National Weather Service Warning & Coordination Meteorologist Mark Fox said Thursday afternoon that Texoma residents should be prepared for "a significant ice storm; probably be prepared for a day or two indoors."

National Weather Service Warning & Coordination Meteorologist Mark Fox said Thursday afternoon that Texoma residents should be prepared for "a significant ice storm; probably be prepared for a day or two indoors."


Fox said, "There is a potential for icy roads, icy power lines, and there is a possibility of losing power. You should probably have enough around the house to be a homebody for a couple of days."


Fox said the forecast for the storm looks very severe: "This is definitely stronger than what we’ve seen in quite some time. This type of ice storm usually happens about once every 10 years."


Fox said that in any case, residents should be prepared for the worst. "Don’t wait for it to be right on top of you," Fox advised. "It’s better to be prepared and nothing happens than anything else."


Grayson County Office of Emergency Management Director Sarah Somers had a few moments between meetings on Thursday to advise Texoma residents to "anticipate and prepare for the worst, which could mean power outages. We have utility crews positioning themselves because that’s the biggest threat during a storm like this."


Somers said, "The single most important thing tomorrow morning is that if your school or business is closed during the winter storm, that means we really need you to stay off of the roadway, to help us decrease the need for emergency response out on the roadway."


Sherman Fire Department’s Chief J. J. Jones released a statement that said the city is preparing for the ice storm forecasted by the NWS. Jones said, "City street and emergency crews will be monitoring the event and will be working to minimize the effects on our services to you."


Jones said, "At 1 p.m. (Thursday), Grand Street was closed from East Lewis to Frisco Road. The bridge will remain closed until the … weather allows safe travel across the overpass."


The fire chief said that if residents know they will have to travel on the potentially icy roadways, "give yourself plenty of extra time and stay on well-traveled roadways. Place a blanket and flashlight in your car and let someone know your destination and route."
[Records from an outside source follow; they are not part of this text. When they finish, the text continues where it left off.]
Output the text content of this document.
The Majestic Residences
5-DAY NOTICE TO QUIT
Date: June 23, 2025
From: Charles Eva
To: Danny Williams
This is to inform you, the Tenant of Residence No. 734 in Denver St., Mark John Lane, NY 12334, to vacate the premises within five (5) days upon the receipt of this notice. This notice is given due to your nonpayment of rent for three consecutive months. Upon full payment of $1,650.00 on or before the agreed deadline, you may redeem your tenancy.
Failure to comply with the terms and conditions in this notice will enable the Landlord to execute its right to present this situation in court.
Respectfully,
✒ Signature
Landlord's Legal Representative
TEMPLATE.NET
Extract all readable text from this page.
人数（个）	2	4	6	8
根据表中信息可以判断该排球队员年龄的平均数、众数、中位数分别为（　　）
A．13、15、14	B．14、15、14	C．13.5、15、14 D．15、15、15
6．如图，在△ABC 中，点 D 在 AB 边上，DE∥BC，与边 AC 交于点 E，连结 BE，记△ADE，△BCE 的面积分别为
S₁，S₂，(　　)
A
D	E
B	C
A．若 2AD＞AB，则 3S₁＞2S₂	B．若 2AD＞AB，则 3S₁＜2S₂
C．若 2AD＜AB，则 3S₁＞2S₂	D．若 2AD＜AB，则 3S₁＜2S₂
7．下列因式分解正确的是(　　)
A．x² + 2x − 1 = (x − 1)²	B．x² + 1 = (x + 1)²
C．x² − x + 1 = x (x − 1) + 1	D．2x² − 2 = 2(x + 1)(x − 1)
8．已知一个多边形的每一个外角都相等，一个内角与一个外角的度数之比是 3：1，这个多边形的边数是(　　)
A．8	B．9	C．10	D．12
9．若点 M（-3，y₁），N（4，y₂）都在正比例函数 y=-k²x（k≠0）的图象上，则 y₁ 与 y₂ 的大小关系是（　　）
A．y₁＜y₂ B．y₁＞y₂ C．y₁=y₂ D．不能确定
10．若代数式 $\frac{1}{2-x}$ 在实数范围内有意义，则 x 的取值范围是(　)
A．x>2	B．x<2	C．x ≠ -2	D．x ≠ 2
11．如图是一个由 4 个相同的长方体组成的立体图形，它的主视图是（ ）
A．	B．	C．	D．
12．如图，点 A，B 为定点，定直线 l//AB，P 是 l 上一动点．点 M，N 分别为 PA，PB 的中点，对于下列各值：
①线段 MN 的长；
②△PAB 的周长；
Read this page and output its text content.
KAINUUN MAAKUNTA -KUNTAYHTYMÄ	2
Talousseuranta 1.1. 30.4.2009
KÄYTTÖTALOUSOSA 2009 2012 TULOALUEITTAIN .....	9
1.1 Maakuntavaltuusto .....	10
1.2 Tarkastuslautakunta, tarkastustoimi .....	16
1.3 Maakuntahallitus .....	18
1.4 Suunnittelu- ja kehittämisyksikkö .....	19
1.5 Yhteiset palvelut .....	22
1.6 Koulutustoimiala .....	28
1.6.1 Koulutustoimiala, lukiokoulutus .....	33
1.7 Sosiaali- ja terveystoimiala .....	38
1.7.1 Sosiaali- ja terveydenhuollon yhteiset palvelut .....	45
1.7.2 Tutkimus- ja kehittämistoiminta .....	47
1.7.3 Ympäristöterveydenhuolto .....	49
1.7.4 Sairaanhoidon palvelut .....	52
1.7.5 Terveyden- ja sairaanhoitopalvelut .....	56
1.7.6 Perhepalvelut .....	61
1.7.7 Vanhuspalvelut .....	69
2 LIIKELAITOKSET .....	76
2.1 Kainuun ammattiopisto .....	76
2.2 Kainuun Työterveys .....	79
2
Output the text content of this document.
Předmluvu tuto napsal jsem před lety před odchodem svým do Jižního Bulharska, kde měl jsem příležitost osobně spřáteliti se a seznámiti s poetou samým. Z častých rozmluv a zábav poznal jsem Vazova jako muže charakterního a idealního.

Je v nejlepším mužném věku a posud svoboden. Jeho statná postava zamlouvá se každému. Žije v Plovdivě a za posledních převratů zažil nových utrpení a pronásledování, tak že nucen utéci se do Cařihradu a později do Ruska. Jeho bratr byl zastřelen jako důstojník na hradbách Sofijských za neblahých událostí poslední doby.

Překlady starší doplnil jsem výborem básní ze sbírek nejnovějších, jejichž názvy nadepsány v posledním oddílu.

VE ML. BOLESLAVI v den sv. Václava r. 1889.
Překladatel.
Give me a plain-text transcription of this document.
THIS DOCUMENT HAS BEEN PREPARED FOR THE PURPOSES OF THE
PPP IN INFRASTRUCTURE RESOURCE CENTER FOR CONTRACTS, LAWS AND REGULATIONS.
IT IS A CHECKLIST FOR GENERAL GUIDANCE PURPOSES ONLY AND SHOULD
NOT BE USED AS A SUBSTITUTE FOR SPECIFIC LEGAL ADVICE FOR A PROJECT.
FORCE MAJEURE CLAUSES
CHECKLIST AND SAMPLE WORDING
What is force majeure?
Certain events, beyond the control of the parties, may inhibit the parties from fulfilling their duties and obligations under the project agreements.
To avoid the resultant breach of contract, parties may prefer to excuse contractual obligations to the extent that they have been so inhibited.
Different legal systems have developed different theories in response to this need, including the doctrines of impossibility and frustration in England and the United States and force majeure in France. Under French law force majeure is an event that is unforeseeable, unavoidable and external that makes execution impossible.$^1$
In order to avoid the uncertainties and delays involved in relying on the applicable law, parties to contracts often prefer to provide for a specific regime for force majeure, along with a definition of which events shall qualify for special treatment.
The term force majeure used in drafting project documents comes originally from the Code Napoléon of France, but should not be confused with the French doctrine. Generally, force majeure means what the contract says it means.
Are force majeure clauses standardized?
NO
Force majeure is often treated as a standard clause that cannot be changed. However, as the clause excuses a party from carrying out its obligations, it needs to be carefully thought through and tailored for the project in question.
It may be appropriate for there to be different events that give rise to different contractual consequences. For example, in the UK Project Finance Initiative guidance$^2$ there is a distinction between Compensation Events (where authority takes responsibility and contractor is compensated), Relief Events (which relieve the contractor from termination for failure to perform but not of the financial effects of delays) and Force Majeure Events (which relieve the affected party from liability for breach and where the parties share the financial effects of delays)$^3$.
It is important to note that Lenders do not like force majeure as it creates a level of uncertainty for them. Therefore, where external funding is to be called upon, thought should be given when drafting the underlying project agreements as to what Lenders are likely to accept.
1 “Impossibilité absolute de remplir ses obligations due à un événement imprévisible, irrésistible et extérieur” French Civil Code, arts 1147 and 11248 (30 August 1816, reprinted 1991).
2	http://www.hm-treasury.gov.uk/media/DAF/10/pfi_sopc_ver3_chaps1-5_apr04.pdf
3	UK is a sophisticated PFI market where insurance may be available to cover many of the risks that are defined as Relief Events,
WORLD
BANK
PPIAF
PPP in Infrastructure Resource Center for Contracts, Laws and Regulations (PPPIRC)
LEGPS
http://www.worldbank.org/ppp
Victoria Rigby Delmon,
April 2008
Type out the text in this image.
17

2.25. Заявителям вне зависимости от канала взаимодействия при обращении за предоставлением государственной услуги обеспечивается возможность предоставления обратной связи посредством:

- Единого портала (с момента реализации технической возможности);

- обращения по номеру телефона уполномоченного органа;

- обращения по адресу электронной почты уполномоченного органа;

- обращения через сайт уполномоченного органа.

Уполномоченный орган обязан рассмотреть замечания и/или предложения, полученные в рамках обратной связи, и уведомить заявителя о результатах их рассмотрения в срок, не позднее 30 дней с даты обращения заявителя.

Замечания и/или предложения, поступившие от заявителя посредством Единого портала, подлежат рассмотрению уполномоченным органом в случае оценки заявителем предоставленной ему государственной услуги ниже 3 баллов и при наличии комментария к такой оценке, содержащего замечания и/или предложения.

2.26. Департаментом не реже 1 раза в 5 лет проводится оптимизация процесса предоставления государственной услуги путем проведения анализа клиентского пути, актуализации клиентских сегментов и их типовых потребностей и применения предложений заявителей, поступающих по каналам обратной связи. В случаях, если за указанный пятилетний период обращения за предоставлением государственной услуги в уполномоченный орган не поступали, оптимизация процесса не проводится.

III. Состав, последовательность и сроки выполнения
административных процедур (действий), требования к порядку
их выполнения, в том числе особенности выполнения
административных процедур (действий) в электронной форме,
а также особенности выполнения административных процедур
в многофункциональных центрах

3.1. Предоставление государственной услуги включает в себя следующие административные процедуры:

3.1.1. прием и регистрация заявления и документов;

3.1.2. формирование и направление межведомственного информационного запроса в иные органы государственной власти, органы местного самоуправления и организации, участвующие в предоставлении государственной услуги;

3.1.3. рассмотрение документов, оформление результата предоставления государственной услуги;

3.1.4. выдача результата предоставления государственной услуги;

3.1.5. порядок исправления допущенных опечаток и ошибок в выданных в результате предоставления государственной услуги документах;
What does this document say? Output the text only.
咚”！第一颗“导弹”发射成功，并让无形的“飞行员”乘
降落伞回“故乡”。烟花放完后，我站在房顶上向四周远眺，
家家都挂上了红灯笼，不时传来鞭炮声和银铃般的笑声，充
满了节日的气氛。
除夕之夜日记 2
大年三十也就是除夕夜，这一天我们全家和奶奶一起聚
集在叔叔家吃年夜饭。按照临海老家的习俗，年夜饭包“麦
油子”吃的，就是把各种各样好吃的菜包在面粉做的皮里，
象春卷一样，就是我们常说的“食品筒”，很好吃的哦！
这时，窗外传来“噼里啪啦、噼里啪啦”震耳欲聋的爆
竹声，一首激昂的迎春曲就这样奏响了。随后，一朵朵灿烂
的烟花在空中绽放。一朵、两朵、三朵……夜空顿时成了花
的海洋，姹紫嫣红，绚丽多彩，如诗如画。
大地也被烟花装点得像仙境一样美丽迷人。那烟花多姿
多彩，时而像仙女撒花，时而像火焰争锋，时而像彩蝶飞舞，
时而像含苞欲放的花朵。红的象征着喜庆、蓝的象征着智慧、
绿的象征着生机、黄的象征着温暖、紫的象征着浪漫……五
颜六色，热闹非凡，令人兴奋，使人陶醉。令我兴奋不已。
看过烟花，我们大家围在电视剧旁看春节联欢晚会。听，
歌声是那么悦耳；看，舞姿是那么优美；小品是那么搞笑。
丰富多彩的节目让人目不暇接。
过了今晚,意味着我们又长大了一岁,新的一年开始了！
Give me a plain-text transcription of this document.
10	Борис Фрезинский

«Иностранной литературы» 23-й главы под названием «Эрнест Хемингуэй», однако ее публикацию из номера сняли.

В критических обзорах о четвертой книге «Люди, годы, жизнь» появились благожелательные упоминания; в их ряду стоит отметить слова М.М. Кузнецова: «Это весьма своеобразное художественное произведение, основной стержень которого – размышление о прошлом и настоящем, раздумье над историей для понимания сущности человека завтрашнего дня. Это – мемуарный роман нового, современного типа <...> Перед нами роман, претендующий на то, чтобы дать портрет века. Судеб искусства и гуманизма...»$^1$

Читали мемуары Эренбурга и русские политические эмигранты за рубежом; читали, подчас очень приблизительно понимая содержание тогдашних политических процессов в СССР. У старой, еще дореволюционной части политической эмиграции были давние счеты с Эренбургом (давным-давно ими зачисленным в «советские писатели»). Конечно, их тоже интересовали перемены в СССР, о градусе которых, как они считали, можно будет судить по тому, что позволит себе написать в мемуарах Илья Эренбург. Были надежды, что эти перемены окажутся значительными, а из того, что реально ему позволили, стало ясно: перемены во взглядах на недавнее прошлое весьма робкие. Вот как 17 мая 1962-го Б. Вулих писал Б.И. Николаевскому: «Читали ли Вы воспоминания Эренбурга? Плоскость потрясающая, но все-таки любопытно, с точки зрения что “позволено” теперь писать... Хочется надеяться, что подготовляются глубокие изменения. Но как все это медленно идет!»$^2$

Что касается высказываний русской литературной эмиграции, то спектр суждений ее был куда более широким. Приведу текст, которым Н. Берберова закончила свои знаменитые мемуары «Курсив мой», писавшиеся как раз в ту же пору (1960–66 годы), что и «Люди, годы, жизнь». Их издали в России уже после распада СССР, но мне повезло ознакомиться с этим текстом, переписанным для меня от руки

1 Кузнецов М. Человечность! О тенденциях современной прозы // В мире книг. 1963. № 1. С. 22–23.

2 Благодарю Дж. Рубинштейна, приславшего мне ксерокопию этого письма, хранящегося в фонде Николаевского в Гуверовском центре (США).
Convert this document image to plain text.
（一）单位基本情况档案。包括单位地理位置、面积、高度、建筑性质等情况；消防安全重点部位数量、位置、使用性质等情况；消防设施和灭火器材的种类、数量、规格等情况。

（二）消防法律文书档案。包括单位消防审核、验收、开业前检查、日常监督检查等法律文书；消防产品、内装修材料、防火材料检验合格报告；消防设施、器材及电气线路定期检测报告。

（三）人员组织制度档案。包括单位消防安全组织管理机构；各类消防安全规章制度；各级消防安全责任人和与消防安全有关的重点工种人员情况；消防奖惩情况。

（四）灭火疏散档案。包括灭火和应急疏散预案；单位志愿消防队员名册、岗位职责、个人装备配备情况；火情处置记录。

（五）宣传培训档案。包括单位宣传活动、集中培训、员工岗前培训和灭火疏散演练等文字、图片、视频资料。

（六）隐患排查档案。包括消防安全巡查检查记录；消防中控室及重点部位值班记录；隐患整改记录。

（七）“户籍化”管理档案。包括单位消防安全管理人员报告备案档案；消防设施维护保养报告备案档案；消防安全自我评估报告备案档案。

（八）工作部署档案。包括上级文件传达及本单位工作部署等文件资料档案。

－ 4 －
Denison Public Works Director David Howerton said that Denison had not shut yet shut down any roads as of Thursday afternoon, but "we encourage folks to stay home and not get out if they can avoid it. The freezing temperatures after dark are what we’re most concerned about, since we’re already getting some precipitation. That’s all going to turn to ice."


The Texas Department of Transportation says on its website that drivers should "check weather conditions and ask yourself: ‘Is this trip really necessary? Is it worth risking my life in potentially dangerous conditions?’"


TxDOT advises that if driving on the roadway is absolutely necessary, vehicle owners should take some steps to protect their car and ensure increased safety on icy roadways. According to TxDOT, drivers should check their car’s ignition, brakes, wiring, hoses, belts, filters and battery, as well as checking the car’s tire air pressure and fluid levels.


Texas New Mexico Power, a power company serving customers in Texas, said in a prepared statement that people preparing for a possible power outage should be prepared with a supply of foods that don’t require refrigeration.


TMNP said residents can also prepare by ensuring their mobile phones are regularly charged, keeping plenty of batteries for flashlights and radios on hand, and properly staging and checking portable energy generators in advance of the inclement weather.


The power company also emphasized that people "whose health is dependent upon powered equipment and who don’t have backup power should take appropriate measures to ensure their safety in the case of an extended outage. Those customers are encouraged to consider relocating in advance of the storm."